Black Pioneers in Mental Health - Bebe Moore Campbell.
A tireless advocate for black and minority mental health, Bebe Moore Campbell was an accomplished author, teacher, and journalist whose personal struggles with her daughter’s mental illness informed her passion for advocacy. After witnessing firsthand the problems her daughter faced when battling her mental illness as a black woman in the United States, Campbell sought to reform the system. She was particularly concerned with systemic changes related to minority mental health support. Her efforts led to her founding NAMI-Inglewood (now known as NAMI Urban LA), a branch of the National Alliance on Mental Illness that sought to establish a safe space for black people to discuss mental health issues in a predominantly black neighborhood.
During her career, Campbell wrote for multiple publications and organizations about the stigma surrounding mental health and the importance of awareness and support for minority communities. Her advocacy and passion eventually led to national recognition, with the US House of Representatives designating the month of July as Bebe Moore Campbell National Minority Mental Health Awareness Month, which is now popularly known as BIPOC Mental Health Month.
In addition to this recognition, her legacy, contributions, and presence are still felt in the LA community that she worked so hard to support throughout her life, where NAMI Urban LA still operates and serves the community.
Learn more about Bebe Moore Campbell here: https://mhanational.org/bebemoorecampbell
Black Pioneers in Mental Health - Kitch Childs, Ph.D.

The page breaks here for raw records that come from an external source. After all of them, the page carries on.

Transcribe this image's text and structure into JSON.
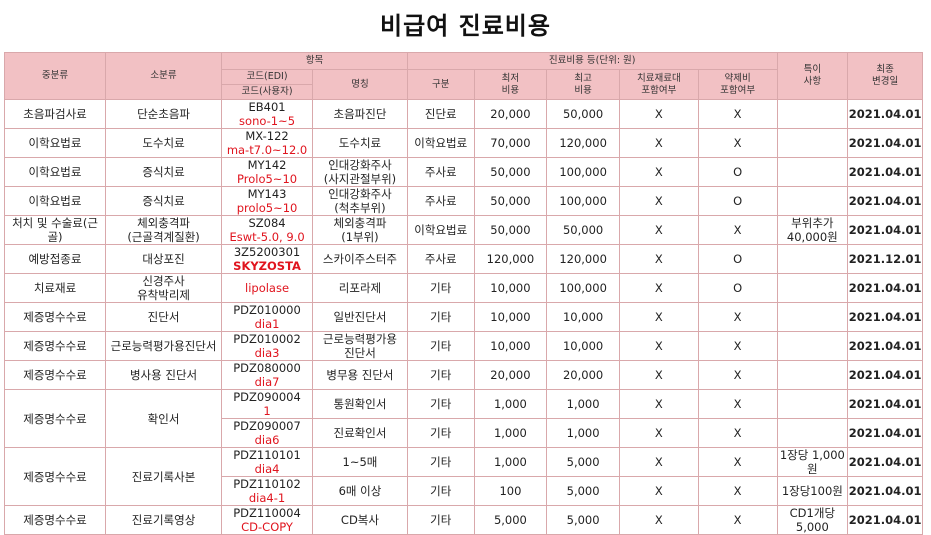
{
  "title": "비급여 진료비용",
  "headers": {
    "major": "중분류",
    "minor": "소분류",
    "item_group": "항목",
    "code_edi": "코드(EDI)",
    "code_internal": "코드(사용자)",
    "name": "명칭",
    "cost_group": "진료비용 등(단위: 원)",
    "category": "구분",
    "min_line1": "최저",
    "min_line2": "비용",
    "max_line1": "최고",
    "max_line2": "비용",
    "material_line1": "치료재료대",
    "material_line2": "포함여부",
    "drug_line1": "약제비",
    "drug_line2": "포함여부",
    "special_line1": "특이",
    "special_line2": "사항",
    "date_line1": "최종",
    "date_line2": "변경일"
  },
  "rows": {
    "r1": {
      "major": "초음파검사료",
      "minor": "단순초음파",
      "code1": "EB401",
      "code2": "sono-1~5",
      "name": "초음파진단",
      "cat": "진단료",
      "min": "20,000",
      "max": "50,000",
      "mat": "X",
      "drug": "X",
      "note": "",
      "date": "2021.04.01"
    },
    "r2": {
      "major": "이학요법료",
      "minor": "도수치료",
      "code1": "MX-122",
      "code2": "ma-t7.0~12.0",
      "name": "도수치료",
      "cat": "이학요법료",
      "min": "70,000",
      "max": "120,000",
      "mat": "X",
      "drug": "X",
      "note": "",
      "date": "2021.04.01"
    },
    "r3": {
      "major": "이학요법료",
      "minor": "증식치료",
      "code1": "MY142",
      "code2": "Prolo5~10",
      "name1": "인대강화주사",
      "name2": "(사지관절부위)",
      "cat": "주사료",
      "min": "50,000",
      "max": "100,000",
      "mat": "X",
      "drug": "O",
      "note": "",
      "date": "2021.04.01"
    },
    "r4": {
      "major": "이학요법료",
      "minor": "증식치료",
      "code1": "MY143",
      "code2": "prolo5~10",
      "name1": "인대강화주사",
      "name2": "(척추부위)",
      "cat": "주사료",
      "min": "50,000",
      "max": "100,000",
      "mat": "X",
      "drug": "O",
      "note": "",
      "date": "2021.04.01"
    },
    "r5": {
      "major": "처치 및 수술료(근골)",
      "minor1": "체외충격파",
      "minor2": "(근골격계질환)",
      "code1": "SZ084",
      "code2": "Eswt-5.0, 9.0",
      "name1": "체외충격파",
      "name2": "(1부위)",
      "cat": "이학요법료",
      "min": "50,000",
      "max": "50,000",
      "mat": "X",
      "drug": "X",
      "note1": "부위추가",
      "note2": "40,000원",
      "date": "2021.04.01"
    },
    "r6": {
      "major": "예방접종료",
      "minor": "대상포진",
      "code1": "3Z5200301",
      "code2": "SKYZOSTA",
      "name": "스카이주스터주",
      "cat": "주사료",
      "min": "120,000",
      "max": "120,000",
      "mat": "X",
      "drug": "O",
      "note": "",
      "date": "2021.12.01"
    },
    "r7": {
      "major": "치료재료",
      "minor1": "신경주사",
      "minor2": "유착박리제",
      "code1": "",
      "code2": "lipolase",
      "name": "리포라제",
      "cat": "기타",
      "min": "10,000",
      "max": "100,000",
      "mat": "X",
      "drug": "O",
      "note": "",
      "date": "2021.04.01"
    },
    "r8": {
      "major": "제증명수수료",
      "minor": "진단서",
      "code1": "PDZ010000",
      "code2": "dia1",
      "name": "일반진단서",
      "cat": "기타",
      "min": "10,000",
      "max": "10,000",
      "mat": "X",
      "drug": "X",
      "note": "",
      "date": "2021.04.01"
    },
    "r9": {
      "major": "제증명수수료",
      "minor": "근로능력평가용진단서",
      "code1": "PDZ010002",
      "code2": "dia3",
      "name1": "근로능력평가용",
      "name2": "진단서",
      "cat": "기타",
      "min": "10,000",
      "max": "10,000",
      "mat": "X",
      "drug": "X",
      "note": "",
      "date": "2021.04.01"
    },
    "r10": {
      "major": "제증명수수료",
      "minor": "병사용 진단서",
      "code1": "PDZ080000",
      "code2": "dia7",
      "name": "병무용 진단서",
      "cat": "기타",
      "min": "20,000",
      "max": "20,000",
      "mat": "X",
      "drug": "X",
      "note": "",
      "date": "2021.04.01"
    },
    "r11": {
      "major": "제증명수수료",
      "minor": "확인서",
      "code1": "PDZ090004",
      "code2": "1",
      "name": "통원확인서",
      "cat": "기타",
      "min": "1,000",
      "max": "1,000",
      "mat": "X",
      "drug": "X",
      "note": "",
      "date": "2021.04.01"
    },
    "r12": {
      "code1": "PDZ090007",
      "code2": "dia6",
      "name": "진료확인서",
      "cat": "기타",
      "min": "1,000",
      "max": "1,000",
      "mat": "X",
      "drug": "X",
      "note": "",
      "date": "2021.04.01"
    },
    "r13": {
      "major": "제증명수수료",
      "minor": "진료기록사본",
      "code1": "PDZ110101",
      "code2": "dia4",
      "name": "1~5매",
      "cat": "기타",
      "min": "1,000",
      "max": "5,000",
      "mat": "X",
      "drug": "X",
      "note": "1장당 1,000원",
      "date": "2021.04.01"
    },
    "r14": {
      "code1": "PDZ110102",
      "code2": "dia4-1",
      "name": "6매 이상",
      "cat": "기타",
      "min": "100",
      "max": "5,000",
      "mat": "X",
      "drug": "X",
      "note": "1장당100원",
      "date": "2021.04.01"
    },
    "r15": {
      "major": "제증명수수료",
      "minor": "진료기록영상",
      "code1": "PDZ110004",
      "code2": "CD-COPY",
      "name": "CD복사",
      "cat": "기타",
      "min": "5,000",
      "max": "5,000",
      "mat": "X",
      "drug": "X",
      "note1": "CD1개당",
      "note2": "5,000",
      "date": "2021.04.01"
    }
  },
  "colors": {
    "header_bg": "#f2c1c4",
    "border": "#d9a8ab",
    "code_red": "#e0141e"
  }
}
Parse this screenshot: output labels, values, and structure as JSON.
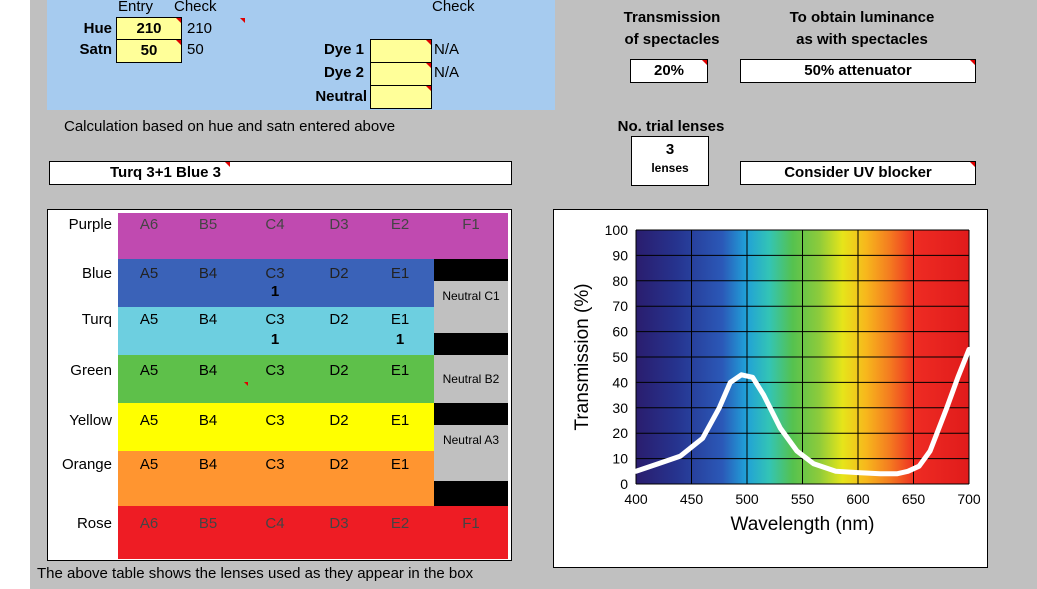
{
  "inputs": {
    "entry_header": "Entry",
    "check_header": "Check",
    "hue_label": "Hue",
    "hue_value": "210",
    "hue_check": "210",
    "satn_label": "Satn",
    "satn_value": "50",
    "satn_check": "50",
    "dye_check_header": "Check",
    "dye1_label": "Dye 1",
    "dye1_value": "",
    "dye1_check": "N/A",
    "dye2_label": "Dye 2",
    "dye2_value": "",
    "dye2_check": "N/A",
    "neutral_label": "Neutral",
    "neutral_value": ""
  },
  "calc_note": "Calculation based on  hue and satn entered above",
  "result": "Turq 3+1  Blue 3",
  "transmission": {
    "title_line1": "Transmission",
    "title_line2": "of spectacles",
    "value": "20%"
  },
  "luminance": {
    "title_line1": "To obtain luminance",
    "title_line2": "as with spectacles",
    "value": "50% attenuator"
  },
  "trial_lenses": {
    "title": "No. trial lenses",
    "count": "3",
    "unit": "lenses"
  },
  "uv_note": "Consider UV blocker",
  "lens_table": {
    "rows": [
      {
        "label": "Purple",
        "color": "#c04ab0",
        "cells": [
          "A6",
          "B5",
          "C4",
          "D3",
          "E2",
          "F1"
        ]
      },
      {
        "label": "Blue",
        "color": "#3a62b8",
        "cells": [
          "A5",
          "B4",
          "C3",
          "D2",
          "E1"
        ],
        "counts": [
          "",
          "",
          "1",
          "",
          ""
        ]
      },
      {
        "label": "Turq",
        "color": "#6dcfe0",
        "cells": [
          "A5",
          "B4",
          "C3",
          "D2",
          "E1"
        ],
        "counts": [
          "",
          "",
          "1",
          "",
          "1"
        ]
      },
      {
        "label": "Green",
        "color": "#5ec04a",
        "cells": [
          "A5",
          "B4",
          "C3",
          "D2",
          "E1"
        ]
      },
      {
        "label": "Yellow",
        "color": "#ffff00",
        "cells": [
          "A5",
          "B4",
          "C3",
          "D2",
          "E1"
        ]
      },
      {
        "label": "Orange",
        "color": "#ff9530",
        "cells": [
          "A5",
          "B4",
          "C3",
          "D2",
          "E1"
        ]
      },
      {
        "label": "Rose",
        "color": "#ee1c24",
        "cells": [
          "A6",
          "B5",
          "C4",
          "D3",
          "E2",
          "F1"
        ]
      }
    ],
    "neutrals": [
      "Neutral C1",
      "Neutral B2",
      "Neutral A3"
    ]
  },
  "footer": "The above table shows the lenses used as they appear in the box",
  "chart_data": {
    "type": "line",
    "title": "",
    "xlabel": "Wavelength (nm)",
    "ylabel": "Transmission (%)",
    "xlim": [
      400,
      700
    ],
    "ylim": [
      0,
      100
    ],
    "xticks": [
      400,
      450,
      500,
      550,
      600,
      650,
      700
    ],
    "yticks": [
      0,
      10,
      20,
      30,
      40,
      50,
      60,
      70,
      80,
      90,
      100
    ],
    "grid": true,
    "background": "visible spectrum gradient",
    "series": [
      {
        "color": "#ffffff",
        "x": [
          400,
          420,
          440,
          460,
          475,
          485,
          495,
          505,
          515,
          530,
          545,
          560,
          580,
          600,
          620,
          635,
          645,
          655,
          665,
          680,
          690,
          700
        ],
        "y": [
          5,
          8,
          11,
          18,
          30,
          40,
          43,
          42,
          35,
          22,
          13,
          8,
          5,
          4.5,
          4,
          4,
          5,
          7,
          13,
          30,
          42,
          53
        ]
      }
    ]
  }
}
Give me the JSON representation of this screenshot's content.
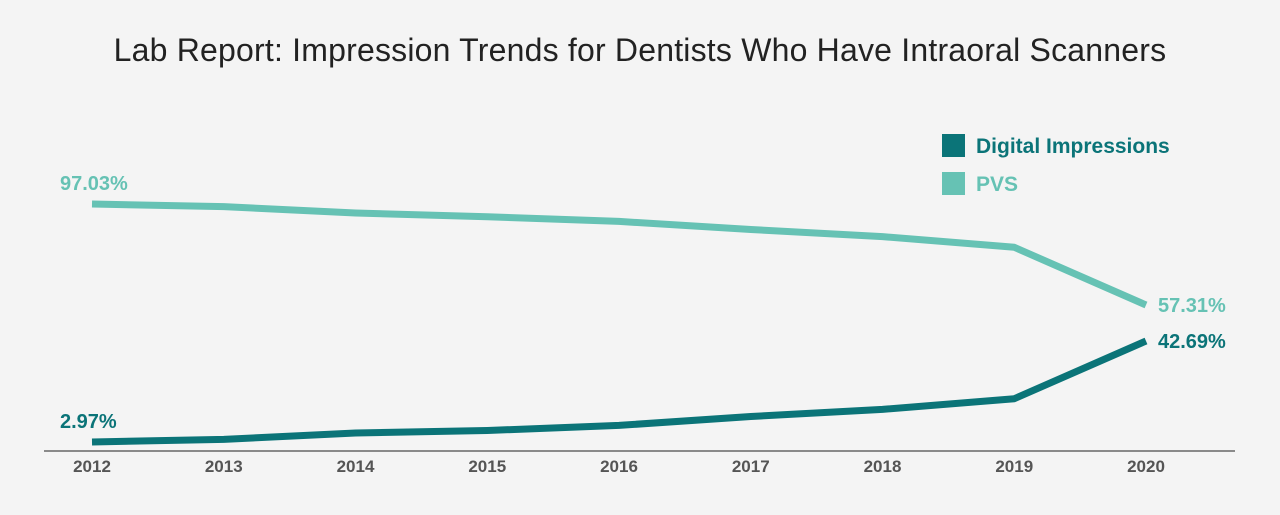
{
  "chart_data": {
    "type": "line",
    "title": "Lab Report: Impression Trends for Dentists Who Have Intraoral Scanners",
    "x": [
      "2012",
      "2013",
      "2014",
      "2015",
      "2016",
      "2017",
      "2018",
      "2019",
      "2020"
    ],
    "series": [
      {
        "name": "Digital Impressions",
        "color": "#0b7478",
        "values": [
          2.97,
          4.0,
          6.5,
          7.5,
          9.5,
          13.0,
          15.8,
          20.0,
          42.69
        ],
        "labels": {
          "first": "2.97%",
          "last": "42.69%"
        }
      },
      {
        "name": "PVS",
        "color": "#66c2b4",
        "values": [
          97.03,
          96.0,
          93.5,
          92.0,
          90.2,
          87.0,
          84.2,
          80.0,
          57.31
        ],
        "labels": {
          "first": "97.03%",
          "last": "57.31%"
        }
      }
    ],
    "legend_position": "top-right",
    "grid": false
  }
}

E Kitch Childs was a pioneer in more ways than one. She was a trailblazer in the world of mental health as a black woman, but she also was an advocate for the LGBTQ+ community and an icon of modern feminism, having centered research around black women and feminism in the US. In addition to founding the Association for Women in Psychology, she owned a private practice and offered discounted or even free therapy to members of the LGBTQ+ community who were affected by the HIV/AIDS crisis and other marginalized members of her community. She was also a co-founder of Chicago’s Gay Liberation Front and a leading practitioner of feminist therapy. Her research focused on black women, their access to therapy, and issues of trust and racial justice in psychology. Her works and ideas influenced a generation of female therapists and continue to have a profound impact on the world of mental health today.